[sql-server] What are the main performance differences between varchar and nvarchar SQL Server data types?

I hesitate to add yet another answer here as there are already quite a few, but a few points need to be made that have either not been made or not been made clearly.

First: Do not always use NVARCHAR. That is a very dangerous, and often costly, attitude / approach. And it is no better to say "Never use cursors" since they are sometimes the most efficient means of solving a particular problem, and the common work-around of doing a WHILE loop will almost always be slower than a properly done Cursor.

The only time you should use the term "always" is when advising to "always do what is best for the situation". Granted that is often difficult to determine, especially when trying to balance short-term gains in development time (manager: "we need this feature -- that you didn't know about until just now -- a week ago!") with long-term maintenance costs (manager who initially pressured team to complete a 3-month project in a 3-week sprint: "why are we having these performance problems? How could we have possibly done X which has no flexibility? We can't afford a sprint or two to fix this. What can we get done in a week so we can get back to our priority items? And we definitely need to spend more time in design so this doesn't keep happening!").

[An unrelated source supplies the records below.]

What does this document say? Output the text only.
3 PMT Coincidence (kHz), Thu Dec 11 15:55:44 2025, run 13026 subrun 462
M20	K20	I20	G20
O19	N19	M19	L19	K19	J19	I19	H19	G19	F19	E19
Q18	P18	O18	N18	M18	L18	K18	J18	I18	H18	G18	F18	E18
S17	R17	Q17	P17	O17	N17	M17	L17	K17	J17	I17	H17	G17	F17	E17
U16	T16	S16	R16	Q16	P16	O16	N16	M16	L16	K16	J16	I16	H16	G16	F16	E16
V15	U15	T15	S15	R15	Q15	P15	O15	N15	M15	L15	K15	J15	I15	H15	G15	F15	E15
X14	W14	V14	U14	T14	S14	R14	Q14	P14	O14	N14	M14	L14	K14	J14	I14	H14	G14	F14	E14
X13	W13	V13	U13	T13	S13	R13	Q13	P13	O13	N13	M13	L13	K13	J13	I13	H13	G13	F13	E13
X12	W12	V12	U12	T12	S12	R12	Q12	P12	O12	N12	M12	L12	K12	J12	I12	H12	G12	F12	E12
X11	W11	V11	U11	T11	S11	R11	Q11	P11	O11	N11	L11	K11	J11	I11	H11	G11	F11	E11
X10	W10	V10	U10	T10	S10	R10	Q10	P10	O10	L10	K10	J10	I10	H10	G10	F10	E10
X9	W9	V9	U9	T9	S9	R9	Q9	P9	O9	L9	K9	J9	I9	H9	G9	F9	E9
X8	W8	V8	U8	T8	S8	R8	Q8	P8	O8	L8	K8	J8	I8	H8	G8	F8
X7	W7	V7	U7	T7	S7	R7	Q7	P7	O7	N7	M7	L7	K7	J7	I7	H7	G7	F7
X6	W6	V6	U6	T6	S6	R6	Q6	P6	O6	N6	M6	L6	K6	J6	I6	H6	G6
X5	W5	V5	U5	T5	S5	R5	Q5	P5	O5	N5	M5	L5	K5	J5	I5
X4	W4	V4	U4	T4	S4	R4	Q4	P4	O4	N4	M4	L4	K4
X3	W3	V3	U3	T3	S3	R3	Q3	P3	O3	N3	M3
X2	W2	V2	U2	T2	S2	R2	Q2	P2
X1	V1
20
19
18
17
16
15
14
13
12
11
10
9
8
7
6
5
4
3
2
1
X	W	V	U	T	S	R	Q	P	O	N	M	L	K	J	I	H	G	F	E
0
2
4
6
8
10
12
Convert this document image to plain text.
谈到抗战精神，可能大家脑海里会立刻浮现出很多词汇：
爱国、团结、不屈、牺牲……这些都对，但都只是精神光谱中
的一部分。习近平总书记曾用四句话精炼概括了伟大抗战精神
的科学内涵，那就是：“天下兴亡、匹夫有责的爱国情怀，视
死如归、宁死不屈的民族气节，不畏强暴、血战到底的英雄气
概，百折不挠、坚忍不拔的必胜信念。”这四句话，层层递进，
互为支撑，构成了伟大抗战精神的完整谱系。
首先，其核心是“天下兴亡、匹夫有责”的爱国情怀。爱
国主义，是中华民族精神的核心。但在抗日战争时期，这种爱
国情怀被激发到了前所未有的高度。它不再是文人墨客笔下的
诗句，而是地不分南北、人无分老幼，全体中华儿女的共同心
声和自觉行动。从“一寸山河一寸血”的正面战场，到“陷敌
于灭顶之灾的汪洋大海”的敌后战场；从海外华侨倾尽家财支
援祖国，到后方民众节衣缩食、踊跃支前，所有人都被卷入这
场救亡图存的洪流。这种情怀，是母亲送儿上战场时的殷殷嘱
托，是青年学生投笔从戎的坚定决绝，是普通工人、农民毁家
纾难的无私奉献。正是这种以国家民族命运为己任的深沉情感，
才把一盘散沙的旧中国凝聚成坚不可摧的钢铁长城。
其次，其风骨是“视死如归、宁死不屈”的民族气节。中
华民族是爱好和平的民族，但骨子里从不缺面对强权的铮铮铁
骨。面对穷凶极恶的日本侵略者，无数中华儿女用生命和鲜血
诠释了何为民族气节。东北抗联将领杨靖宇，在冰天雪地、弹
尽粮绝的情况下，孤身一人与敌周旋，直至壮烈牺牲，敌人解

Second: @gbn's answer touches on some very important points to consider when making certain data modeling decisions when the path isn't 100% clear. But there is even more to consider:

  • size of transaction log files
  • time it takes to replicate (if using replication)
  • time it takes to ETL (if ETLing)
  • time it takes to ship logs to a remote system and restore (if using Log Shipping)
  • size of backups
  • length of time it takes to complete the backup
  • length of time it takes to do a restore (this might be important some day ;-)
  • size needed for tempdb
  • performance of triggers (for inserted and deleted tables that are stored in tempdb)
  • performance of row versioning (if using SNAPSHOT ISOLATION, since the version store is in tempdb)
  • ability to get new disk space when the CFO says that they just spent $1 million on a SAN last year and so they will not authorize another $250k for additional storage
  • length of time it takes to do INSERT and UPDATE operations
  • length of time it takes to do index maintenance
  • etc, etc, etc.

Wasting space has a huge cascade effect on the entire system. I wrote an article going into explicit detail on this topic: Disk Is Cheap! ORLY? (free registration required; sorry I don't control that policy).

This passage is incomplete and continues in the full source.